Grève au CN : « On veut du propane », scandent des agriculteurs
« Il faut que M. Trudeau mette de la pression sur le CN [...] pour que le CN priorise le transport du propane » nécessaire au séchage des grains, insiste le président de l'UPA, Marcel Groleau.
Des agriculteurs touchés par le conflit au CN demandent au premier ministre Justin Trudeau de mettre de la pression sur l'entreprise ferroviaire pour qu'elle transporte du propane en priorité.

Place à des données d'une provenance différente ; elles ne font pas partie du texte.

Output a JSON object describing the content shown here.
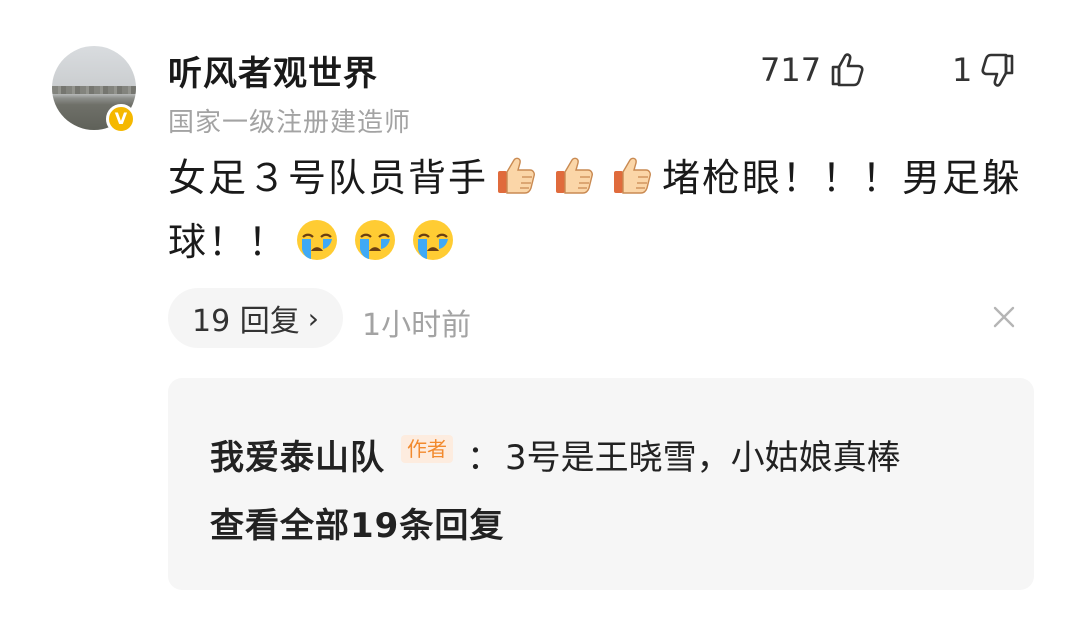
{
  "comment": {
    "username": "听风者观世界",
    "user_title": "国家一级注册建造师",
    "verified_badge": "V",
    "like_count": "717",
    "dislike_count": "1",
    "text_part1": "女足３号队员背手",
    "text_part2": "堵枪眼！！！男足躲球！！",
    "reply_count_label": "19 回复",
    "timestamp": "1小时前",
    "icons": {
      "like": "thumbs-up-outline-icon",
      "dislike": "thumbs-down-outline-icon",
      "emoji_thumb": "thumbs-up-emoji-icon",
      "emoji_cry": "crying-face-emoji-icon",
      "close": "close-icon",
      "chevron": "chevron-right-icon"
    },
    "colors": {
      "badge": "#f5b800",
      "author_tag": "#f28a2e",
      "secondary_text": "#a3a3a3"
    }
  },
  "reply": {
    "author": "我爱泰山队",
    "author_tag": "作者",
    "separator": "：",
    "text": "3号是王晓雪，小姑娘真棒",
    "view_all_label": "查看全部19条回复"
  }
}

Plusieurs d'entre eux transportent des sacs de maïs pour illustrer leur problème.
Photo : Radio-Canada / Ivanoh Demers
Prenez note que cet article publié en 2019 pourrait contenir des informations qui ne sont plus à jour.
Des agriculteurs québécois ont manifesté devant le bureau de circonscription du premier ministre canadien Justin Trudeau pour lui demander d’intervenir dans le conflit de travail au Canadien National (CN).
Ils soutiennent que leur gagne-pain est compromis par la pénurie de gaz propane engendrée par la grève des 3200 employés du transporteur ferroviaire, qui entre dans sa septième journée.
Le propane est notamment utilisé pour chauffer des porcheries ou des poulaillers, mais aussi pour sécher des grains et des céréales, afin qu’ils puissent être entreposés sans risque de pourrir.
Répondant à un appel de l’Union des producteurs agricoles (UPA), plusieurs dizaines d'agriculteurs s'étaient donné rendez-vous lundi matin au complexe sportif Claude-Robillard.
Ils se sont rendus en fin d'avant-midi devant le bureau de circonscription du premier ministre Trudeau, situé à l’angle du boulevard Crémazie et de l’avenue Christophe-Colomb.
Plusieurs brandissaient des pancartes sur lesquelles on pouvait lire garde-manger en danger
ou d'autres slogans du même ordre. On veut du propane
, ont-ils scandé sur leur route.
Nombreux sont ceux qui transportaient de petits sacs de maïs pour illustrer l'objet de leur désarroi. Leur contenu a finalement été versé devant le bureau de M. Trudeau.

Des agriculteurs québécois ont déversé des sacs de maïs devant le bureau de Justin Trudeau en signe de protestation, lundi à Montréal.
Photo : Radio-Canada / Ivanoh Demers
Si je récolte des grains qui sont humides, je vais avoir des toxines. Je ne peux pas donner ça à mes animaux après
, a expliqué une agricultrice inquiète de la tournure des événements. Donc, je dois racheter des grains que moi j’avais déjà fait pousser. Donc, pour moi, c’est sûr que c’est stressant.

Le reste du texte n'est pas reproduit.